Тишина. Молчание, ледяное, как ветер.
– Иди сюда, – взмолилась она.
Все так же безответно.
– Ну и кто из нас не готов?
Оно задевало ее, это молчание, до боли, но Изабель понимала причины. Они оба рискуют многим, и любовь сейчас, пожалуй, самая опасная затея.
А может, она ошибается, никого там нет и никогда не было. Никто ее не ждал и не следил за ней. Может, она просто глупая девчонка, тоскующая по мужчине, которому до нее нет никакого дела.
Нет.
Он был здесь.
Зима выдалась еще более суровой, чем прошлая. Разгневанный Бог карал Европу свинцовым небом и снегопадами день за днем. Мороз – жестокое дополнение к мрачной реальности.
Карриво, как многие городки в Оккупированной Зоне, превратился в островок отчаяния, отрезанный от внешнего мира. Никаких сведений о событиях в Европе не поступало, а выискивать истину между строк пропагандистских газет ни у кого не было времени – слишком много сил отнимала борьба за выживание. Люди знали одно: с тех пор как в войну вступили американцы, наци стали еще злее и мстительнее.
Морозным утром в начале февраля 1942 года, когда ветви деревьев потрескивали от стужи, а оконные стекла походили на замерзший пруд, Вианна проснулась рано и долго разглядывала просмоленные балки потолка своей спальни.
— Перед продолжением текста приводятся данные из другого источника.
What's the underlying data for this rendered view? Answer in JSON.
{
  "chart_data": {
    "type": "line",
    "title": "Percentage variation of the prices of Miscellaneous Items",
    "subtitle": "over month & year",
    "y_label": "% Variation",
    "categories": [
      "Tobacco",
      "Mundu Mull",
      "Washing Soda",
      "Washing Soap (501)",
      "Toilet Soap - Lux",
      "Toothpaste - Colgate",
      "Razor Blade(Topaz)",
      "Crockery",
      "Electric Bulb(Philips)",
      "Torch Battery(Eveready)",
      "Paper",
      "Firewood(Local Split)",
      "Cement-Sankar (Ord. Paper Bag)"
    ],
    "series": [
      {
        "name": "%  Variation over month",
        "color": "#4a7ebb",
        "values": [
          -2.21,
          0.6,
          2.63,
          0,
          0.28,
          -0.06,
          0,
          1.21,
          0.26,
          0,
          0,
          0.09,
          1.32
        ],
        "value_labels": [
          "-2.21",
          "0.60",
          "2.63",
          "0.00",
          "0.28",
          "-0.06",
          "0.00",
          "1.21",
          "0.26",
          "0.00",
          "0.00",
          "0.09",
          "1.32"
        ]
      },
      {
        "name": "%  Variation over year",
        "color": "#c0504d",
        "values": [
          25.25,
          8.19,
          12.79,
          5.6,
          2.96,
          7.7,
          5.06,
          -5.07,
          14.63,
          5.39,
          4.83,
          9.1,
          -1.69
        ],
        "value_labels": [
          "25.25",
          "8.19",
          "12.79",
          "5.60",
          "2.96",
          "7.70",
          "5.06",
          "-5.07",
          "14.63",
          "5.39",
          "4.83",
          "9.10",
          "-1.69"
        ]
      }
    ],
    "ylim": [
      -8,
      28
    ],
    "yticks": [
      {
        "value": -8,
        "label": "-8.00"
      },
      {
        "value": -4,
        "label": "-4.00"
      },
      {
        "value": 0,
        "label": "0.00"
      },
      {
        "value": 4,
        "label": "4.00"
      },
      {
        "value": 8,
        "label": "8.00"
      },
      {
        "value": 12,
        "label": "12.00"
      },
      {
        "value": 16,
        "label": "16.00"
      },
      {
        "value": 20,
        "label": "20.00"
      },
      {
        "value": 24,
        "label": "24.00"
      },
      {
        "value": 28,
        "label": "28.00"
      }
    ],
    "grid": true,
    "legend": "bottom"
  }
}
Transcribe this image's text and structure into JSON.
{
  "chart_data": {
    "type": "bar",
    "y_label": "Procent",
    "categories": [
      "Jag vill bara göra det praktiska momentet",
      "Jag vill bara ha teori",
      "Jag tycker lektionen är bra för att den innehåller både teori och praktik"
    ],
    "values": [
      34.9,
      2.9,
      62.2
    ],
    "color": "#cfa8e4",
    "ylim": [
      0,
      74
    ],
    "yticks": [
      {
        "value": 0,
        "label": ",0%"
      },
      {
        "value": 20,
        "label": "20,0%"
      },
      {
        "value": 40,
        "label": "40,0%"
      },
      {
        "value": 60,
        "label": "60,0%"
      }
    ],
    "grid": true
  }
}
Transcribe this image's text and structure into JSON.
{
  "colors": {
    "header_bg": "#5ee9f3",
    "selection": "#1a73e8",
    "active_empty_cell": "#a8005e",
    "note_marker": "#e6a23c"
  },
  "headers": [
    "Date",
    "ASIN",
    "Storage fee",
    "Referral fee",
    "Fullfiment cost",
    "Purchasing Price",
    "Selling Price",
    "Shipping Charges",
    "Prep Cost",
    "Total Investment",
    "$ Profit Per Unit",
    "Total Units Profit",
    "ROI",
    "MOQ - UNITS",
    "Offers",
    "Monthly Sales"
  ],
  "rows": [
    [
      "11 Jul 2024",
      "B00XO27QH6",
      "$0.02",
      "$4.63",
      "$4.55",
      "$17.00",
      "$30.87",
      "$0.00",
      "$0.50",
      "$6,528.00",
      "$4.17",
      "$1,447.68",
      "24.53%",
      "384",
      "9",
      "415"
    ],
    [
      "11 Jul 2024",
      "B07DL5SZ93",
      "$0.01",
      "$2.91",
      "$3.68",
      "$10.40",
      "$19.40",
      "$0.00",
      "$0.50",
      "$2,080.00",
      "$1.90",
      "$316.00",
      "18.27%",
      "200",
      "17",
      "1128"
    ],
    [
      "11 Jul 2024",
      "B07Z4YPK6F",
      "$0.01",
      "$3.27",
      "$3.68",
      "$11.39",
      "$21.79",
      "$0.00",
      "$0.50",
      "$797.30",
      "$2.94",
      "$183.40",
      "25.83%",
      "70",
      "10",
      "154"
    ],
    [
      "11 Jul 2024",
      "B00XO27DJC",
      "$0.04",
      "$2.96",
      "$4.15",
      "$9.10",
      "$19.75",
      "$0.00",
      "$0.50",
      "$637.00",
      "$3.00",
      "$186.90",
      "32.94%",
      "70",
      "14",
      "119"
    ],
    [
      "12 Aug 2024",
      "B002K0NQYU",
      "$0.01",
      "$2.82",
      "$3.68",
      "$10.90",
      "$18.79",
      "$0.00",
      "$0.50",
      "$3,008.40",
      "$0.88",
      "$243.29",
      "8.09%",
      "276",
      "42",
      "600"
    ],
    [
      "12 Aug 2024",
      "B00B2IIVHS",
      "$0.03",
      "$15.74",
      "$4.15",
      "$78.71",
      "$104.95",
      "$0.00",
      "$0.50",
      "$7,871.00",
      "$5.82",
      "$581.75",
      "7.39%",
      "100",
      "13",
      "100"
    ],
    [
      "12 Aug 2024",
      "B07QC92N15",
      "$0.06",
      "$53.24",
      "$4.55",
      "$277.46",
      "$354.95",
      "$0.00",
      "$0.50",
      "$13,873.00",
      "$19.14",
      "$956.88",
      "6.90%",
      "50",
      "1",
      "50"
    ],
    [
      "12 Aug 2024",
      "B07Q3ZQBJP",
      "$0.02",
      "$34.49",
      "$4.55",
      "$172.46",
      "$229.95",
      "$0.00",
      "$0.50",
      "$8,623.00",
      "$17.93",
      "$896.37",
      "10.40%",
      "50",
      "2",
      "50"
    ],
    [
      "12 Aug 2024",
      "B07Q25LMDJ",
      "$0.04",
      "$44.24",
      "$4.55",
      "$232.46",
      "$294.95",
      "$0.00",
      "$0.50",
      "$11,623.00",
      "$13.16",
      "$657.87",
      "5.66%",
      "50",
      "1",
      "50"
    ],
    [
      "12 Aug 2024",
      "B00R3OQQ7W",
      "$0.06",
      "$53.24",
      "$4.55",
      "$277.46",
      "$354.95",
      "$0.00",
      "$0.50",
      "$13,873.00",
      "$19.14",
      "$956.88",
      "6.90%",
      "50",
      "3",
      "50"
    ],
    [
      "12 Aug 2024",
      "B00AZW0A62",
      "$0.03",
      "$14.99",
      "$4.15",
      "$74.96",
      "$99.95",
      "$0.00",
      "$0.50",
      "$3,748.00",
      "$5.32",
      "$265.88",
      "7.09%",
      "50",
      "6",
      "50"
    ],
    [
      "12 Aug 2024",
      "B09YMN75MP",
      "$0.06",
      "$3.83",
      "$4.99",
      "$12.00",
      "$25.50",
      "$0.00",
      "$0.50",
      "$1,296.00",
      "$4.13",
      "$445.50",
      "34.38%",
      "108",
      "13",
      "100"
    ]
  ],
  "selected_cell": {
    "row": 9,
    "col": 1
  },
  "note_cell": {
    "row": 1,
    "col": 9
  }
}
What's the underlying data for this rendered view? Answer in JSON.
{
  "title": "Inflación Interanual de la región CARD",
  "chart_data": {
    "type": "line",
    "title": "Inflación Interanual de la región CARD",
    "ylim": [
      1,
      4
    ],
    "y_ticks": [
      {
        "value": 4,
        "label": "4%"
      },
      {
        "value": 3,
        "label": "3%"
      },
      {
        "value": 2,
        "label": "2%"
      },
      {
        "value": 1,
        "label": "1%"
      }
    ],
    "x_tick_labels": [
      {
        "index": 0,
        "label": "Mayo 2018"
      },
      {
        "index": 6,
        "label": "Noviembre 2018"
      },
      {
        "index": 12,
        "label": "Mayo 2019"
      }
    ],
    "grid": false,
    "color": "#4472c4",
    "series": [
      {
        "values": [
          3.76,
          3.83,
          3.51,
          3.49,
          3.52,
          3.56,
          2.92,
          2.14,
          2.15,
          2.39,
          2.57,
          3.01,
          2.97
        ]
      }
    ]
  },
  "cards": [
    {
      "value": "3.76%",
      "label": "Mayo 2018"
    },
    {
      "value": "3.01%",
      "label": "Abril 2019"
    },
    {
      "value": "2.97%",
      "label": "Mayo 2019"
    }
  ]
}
Боль пульсировала в голове, тело покрылось испариной. А когда попробовала вдохнуть поглубже, легкие обожгло и она закашлялась.
Совсем не хотелось выбираться из постели, как, впрочем, и умирать от голода. Продуктовые карточки этой зимой стали практически бесполезны: еды просто не было. Как и обуви, ткани, кожи. Кончились дрова и деньги, нечем платить за электричество. Газ – настолько дорогое удовольствие, что банальное купание превратилось в тяжкий, утомительный ритуал. Они с Софи спали вместе, зарывшись, как щенки, в гору одеял и пледов. За несколько месяцев Вианна сожгла в печке все, что могло гореть, и распродала все ценности.
Еще вечером она натянула почти всю одежду, что еще сохранилась, – фланелевые штаны, шерстяное белье, которое сама связала, старый свитер, шарф, но все равно дрожала, вылезая из-под одеял. Обмороженные ступни коснулись ледяного пола, и она поморщилась от боли. Поверх штанов – шерстяная юбка. Этой зимой она так похудела, что на талии пришлось заколоть булавкой. В темноте она натянула еще пару носков поверх тех двух, что уже на ней, потом завернулась в одеяло и надела перчатки, которые недавно связала из старого одеяльца Софи.
Кашляя, Вианна сползла вниз, окруженная облачками пара от собственного дыхания.
Дверь в гостевую комнату закрыта, капитана нет уже несколько недель. Как ни противно признавать, но сейчас его отсутствие гораздо хуже, чем присутствие. Когда он на месте, дома по крайней мере есть еда и дрова. Капитан не может жить в холодном доме. Вианна старалась есть поменьше – убеждала себя, что ее долг голодать, но не брать пищу из рук врага, – но какая мать позволит страдать своему ребенку? Неужели ради доказательства своего патриотизма она должна морить голодом Софи?